En quoi consiste votre exposition sectorielle ?
Nous privilégions la consommation discrétionnaire comme l’automobile. Nous surveillons aussi l’industrie, les équipements informatiques et technologiques car les capacités de production pourraient laisser apparaître des zones d’obsolescence par rapport aux besoins de l’économie.
Nous sommes également positionnés sur les financières en privilégiant les assurances aux banques. Nous ne mettons pas en cause la bonne santé des établissements bancaires et l’assainissement devrait se poursuivre. Cependant, la rentabilité attendue ne justifie pas toujours l’engouement massif sur ce secteur et pensons que la prime de risque a déjà été grandement consommée.
Nous restons à l’écart des "utilities", des secteurs défensifs comme l’agroalimentaire et des pétrolières et parapétrolières.

Quels risques principaux identifiez-vous pour l’instant ?

Nous pouvons distinguer cinq risques, trois défavorables et deux favorables aux actions.

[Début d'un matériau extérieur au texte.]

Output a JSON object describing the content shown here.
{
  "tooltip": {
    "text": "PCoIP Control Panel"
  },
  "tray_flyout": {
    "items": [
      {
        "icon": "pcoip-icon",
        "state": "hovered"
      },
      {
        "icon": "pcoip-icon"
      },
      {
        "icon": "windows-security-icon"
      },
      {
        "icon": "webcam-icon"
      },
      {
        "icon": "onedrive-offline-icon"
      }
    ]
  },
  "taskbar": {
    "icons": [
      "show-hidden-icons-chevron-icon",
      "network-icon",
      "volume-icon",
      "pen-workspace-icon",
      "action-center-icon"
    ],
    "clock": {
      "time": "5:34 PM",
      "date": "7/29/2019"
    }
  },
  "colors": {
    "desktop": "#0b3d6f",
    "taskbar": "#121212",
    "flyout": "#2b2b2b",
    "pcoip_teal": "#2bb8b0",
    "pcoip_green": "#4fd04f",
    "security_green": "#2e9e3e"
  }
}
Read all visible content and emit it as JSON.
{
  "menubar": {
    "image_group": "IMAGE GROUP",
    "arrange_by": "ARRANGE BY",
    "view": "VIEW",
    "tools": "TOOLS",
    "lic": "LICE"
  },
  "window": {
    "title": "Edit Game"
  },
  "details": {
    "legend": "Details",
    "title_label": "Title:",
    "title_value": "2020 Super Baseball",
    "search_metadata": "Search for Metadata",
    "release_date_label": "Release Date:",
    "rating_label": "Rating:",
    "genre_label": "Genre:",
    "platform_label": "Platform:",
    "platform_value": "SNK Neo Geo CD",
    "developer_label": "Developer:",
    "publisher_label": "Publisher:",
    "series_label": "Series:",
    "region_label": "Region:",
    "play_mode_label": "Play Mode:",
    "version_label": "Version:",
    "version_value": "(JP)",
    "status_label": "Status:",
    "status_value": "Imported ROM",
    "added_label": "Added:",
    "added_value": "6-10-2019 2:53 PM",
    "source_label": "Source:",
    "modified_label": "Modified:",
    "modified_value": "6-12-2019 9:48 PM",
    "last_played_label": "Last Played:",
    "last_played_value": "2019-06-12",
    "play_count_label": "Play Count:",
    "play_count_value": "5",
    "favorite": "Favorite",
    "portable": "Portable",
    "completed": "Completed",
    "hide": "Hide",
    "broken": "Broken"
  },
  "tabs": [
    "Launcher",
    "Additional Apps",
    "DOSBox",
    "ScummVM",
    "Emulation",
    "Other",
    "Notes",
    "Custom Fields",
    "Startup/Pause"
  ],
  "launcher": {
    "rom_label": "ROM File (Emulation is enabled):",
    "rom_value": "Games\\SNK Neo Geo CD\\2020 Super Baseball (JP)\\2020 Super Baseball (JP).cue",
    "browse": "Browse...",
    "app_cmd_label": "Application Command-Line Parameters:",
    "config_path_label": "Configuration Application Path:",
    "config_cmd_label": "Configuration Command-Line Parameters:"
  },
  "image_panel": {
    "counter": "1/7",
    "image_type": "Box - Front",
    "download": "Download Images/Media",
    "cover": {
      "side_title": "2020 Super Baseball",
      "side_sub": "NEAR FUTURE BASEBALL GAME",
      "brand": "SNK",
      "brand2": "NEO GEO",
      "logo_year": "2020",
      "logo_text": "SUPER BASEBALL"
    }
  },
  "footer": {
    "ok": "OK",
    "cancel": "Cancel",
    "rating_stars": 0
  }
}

Pour ce qui est des risques négatifs, nous pourrions avoir un dérapage des taux d’intérêt américains. L’activité est un peu plus puissante que ce qu’attendait la Fed. Celle-ci pourrait se révéler en retard sur le cycle. L’interrogation porte sur la position qu’auront les nouveaux membres du FOMC par rapport à la politique de taux. Un relèvement plus tôt que prévu des taux d’intérêt, en raison d’un embellissement de la toile de fond macroéconomique plus marqué, pourrait mettre un coup d’arrêt au rallye des actions.

Par ailleurs, nous ne pouvons pas exclure le risque d’un accident sur une dette ou une monnaie émergente du fait de la force du dollar ou du ralentissement de l’activité dans ces régions du monde. Des pays comme l’Indonésie, le Brésil, la Turquie ne sont pas à l’abri.

Enfin, nous surveillerons le risque d’occurrence sur le crédit en Chine en raison du l’importance du shadow banking.

Parallèlement à ces trois menaces, nous pouvons envisager deux sources de surprise positive. Tout d’abord, un rebond des marchés émergents plus rapide que prévu du fait de l’effet multiplicateur de la croissance mondiale. Ensuite, un redémarrage plus vigoureux qu’attendu du cycle des fusions acquisitions. La liquidité est abondante, les taux sont encore bas, le sentiment de confiance est meilleur, quelques opérations d’envergure pourraient permettre d’enclencher un nouveau cycle de M&A. Cela fait plusieurs années que nous vivons avec un volume d’opérations à un niveau historiquement bas.